DeepFlow's AutoMetrics capability can automatically obtain golden performance metrics for each microservice's API calls across the full-stack path, including application functions, system functions, and network communications. These capabilities are extended to a broader range of Linux kernel versions and Windows operating systems through BPF and AF_PACKET/winpcap.

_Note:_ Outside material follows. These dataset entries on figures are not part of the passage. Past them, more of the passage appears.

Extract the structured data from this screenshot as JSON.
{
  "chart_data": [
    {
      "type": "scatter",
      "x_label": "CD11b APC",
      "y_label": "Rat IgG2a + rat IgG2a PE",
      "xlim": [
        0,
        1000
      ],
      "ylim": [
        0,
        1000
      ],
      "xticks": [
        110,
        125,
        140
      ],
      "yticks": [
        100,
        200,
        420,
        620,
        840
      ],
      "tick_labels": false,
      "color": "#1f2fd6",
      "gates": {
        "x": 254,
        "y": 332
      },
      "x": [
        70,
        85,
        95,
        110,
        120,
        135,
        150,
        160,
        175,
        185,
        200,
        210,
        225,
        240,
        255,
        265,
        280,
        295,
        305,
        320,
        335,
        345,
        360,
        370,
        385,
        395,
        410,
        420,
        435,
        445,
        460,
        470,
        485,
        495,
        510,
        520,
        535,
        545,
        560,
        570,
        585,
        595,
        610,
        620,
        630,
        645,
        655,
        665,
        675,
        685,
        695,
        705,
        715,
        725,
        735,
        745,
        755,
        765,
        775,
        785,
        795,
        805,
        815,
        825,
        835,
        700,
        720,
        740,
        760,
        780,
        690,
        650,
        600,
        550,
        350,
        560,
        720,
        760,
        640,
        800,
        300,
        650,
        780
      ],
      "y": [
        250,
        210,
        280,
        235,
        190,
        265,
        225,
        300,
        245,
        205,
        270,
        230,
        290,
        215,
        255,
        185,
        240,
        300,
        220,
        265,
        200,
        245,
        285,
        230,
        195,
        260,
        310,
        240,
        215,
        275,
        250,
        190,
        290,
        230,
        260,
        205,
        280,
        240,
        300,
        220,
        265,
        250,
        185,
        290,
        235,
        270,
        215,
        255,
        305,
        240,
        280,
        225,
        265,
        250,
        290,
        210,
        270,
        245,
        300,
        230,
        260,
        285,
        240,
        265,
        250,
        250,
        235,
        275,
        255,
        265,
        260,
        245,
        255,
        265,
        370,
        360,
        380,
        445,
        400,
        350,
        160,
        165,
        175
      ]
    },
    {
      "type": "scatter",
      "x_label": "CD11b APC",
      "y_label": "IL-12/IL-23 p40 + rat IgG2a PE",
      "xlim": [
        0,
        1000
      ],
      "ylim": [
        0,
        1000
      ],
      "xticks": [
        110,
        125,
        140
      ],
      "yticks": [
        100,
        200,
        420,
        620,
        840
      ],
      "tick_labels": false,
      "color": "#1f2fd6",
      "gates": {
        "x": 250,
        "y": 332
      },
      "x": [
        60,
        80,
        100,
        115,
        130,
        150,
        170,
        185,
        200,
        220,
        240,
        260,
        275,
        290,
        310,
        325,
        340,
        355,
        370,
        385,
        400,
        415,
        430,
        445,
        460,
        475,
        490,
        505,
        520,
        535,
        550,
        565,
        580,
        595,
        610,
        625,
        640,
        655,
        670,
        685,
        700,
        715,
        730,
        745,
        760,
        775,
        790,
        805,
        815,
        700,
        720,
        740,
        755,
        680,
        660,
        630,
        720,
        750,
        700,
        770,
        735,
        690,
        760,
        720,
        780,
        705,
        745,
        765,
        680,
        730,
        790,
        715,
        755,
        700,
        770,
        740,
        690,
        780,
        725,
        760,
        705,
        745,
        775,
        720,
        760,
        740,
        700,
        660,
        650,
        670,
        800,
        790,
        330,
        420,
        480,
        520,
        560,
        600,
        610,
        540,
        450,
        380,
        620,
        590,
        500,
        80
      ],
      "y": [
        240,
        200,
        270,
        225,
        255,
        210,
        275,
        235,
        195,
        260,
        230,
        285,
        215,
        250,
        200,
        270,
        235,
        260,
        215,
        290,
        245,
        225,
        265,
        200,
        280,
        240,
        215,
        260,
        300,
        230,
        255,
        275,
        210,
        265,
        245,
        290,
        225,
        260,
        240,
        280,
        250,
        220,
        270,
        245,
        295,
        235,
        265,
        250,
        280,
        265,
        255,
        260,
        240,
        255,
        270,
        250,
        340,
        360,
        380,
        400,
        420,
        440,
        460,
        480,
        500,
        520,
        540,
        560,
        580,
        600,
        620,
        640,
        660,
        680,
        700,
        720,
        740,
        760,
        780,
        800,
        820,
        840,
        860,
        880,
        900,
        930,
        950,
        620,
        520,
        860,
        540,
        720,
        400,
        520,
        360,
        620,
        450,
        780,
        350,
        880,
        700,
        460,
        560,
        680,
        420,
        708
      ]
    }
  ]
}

Currently, DeepFlow supports the parsing of mainstream application protocols via eBPF, including HTTP 1/2, HTTPS (Golang/openssl), Dubbo, gRPC, SOFARPC, FastCGI, MySQL, PostgreSQL, Redis, MongoDB, Kafka, MQTT, and DNS, with plans to support more application protocols in the future. Based on DeepFlow's AutoMetrics capability, it is possible to non-intrusively obtain RED (Request, Error, Delay) metrics for applications, as well as throughput, latency, connection anomalies, retransmissions, zero windows, and other metrics for the network protocol stack. The DeepFlow Agent maintains the session state for each TCP connection and each application protocol request, referred to as Flow
. All raw performance metric data is detailed to the Flow level and automatically aggregated to generate 1s and 1min metric data. Based on these metric data, we can present full-stack performance data for any service, workload, or API and draw a universal map of interactions between any services.
#2. Metric Types
- Application Performance Metrics
- Application Request Logs
- Network Performance Metrics
- Network Flow Logs
To more intuitively experience the capabilities of AutoMetrics, if there is no business traffic in your DeepFlow environment, it is recommended to first refer to the OpenTelemetry WebStore Demo Experience - Deploy Demo section to deploy an official OpenTelemetry microservice demo application. This demo consists of more than ten microservices implemented in languages such as Go, C#, Node.js, Python, and Java. It is particularly noted that all metric data presented in this section has no dependency on OpenTelemetry
.
#3. Observation Point Explanation
DeepFlow automatically collects metric data from various locations through cBPF/eBPF. To distinguish these data observation points, we use the observation_point
label to annotate the data.
For data collected by cBPF, the meanings of observation_point
values are as follows:
Data Source Type | observation_point Value | Observation Point Meaning |
---|---|---|
cBPF | c | Client Network Card |
cBPF | c-nd | Client Container Node |
cBPF | c-hv | Client Host Machine |
cBPF | c-gw-hv | Client to Gateway Host |
cBPF | c-gw | Client to Gateway |
cBPF | local | Local Network Card |
cBPF | rest | Other Network Cards |
cBPF | s-gw | Gateway to Server |
cBPF | s-gw-hv | Gateway Host to Server |
cBPF | s-hv | Server Host Machine |
cBPF | s-nd | Server Container Node |
cBPF | s | Server Network Card |
For data collected by eBPF, the meanings of observation_point
values are as follows:
Data Source Type | observation_point Value | Observation Point Meaning |
---|---|---|
eBPF | c-p | Client Process |
eBPF | s-p | Server Process |
Additionally, after integrating OpenTelemetry data, we also inject the observation_point
label, with the following meanings:
Data Source Type | observation_point Value | Observation Point Meaning |
---|---|---|
OTel | c-app | Client Application, corresponding to span.spankind = SPAN_KIND_CLIENT, SPAN_KIND_PRODUCER |
OTel | s-app | Server Application, corresponding to span.spankind = SPAN_KIND_SERVER, SPAN_KIND_CONSUMER |
OTel | app | Application, corresponding to other spankind values |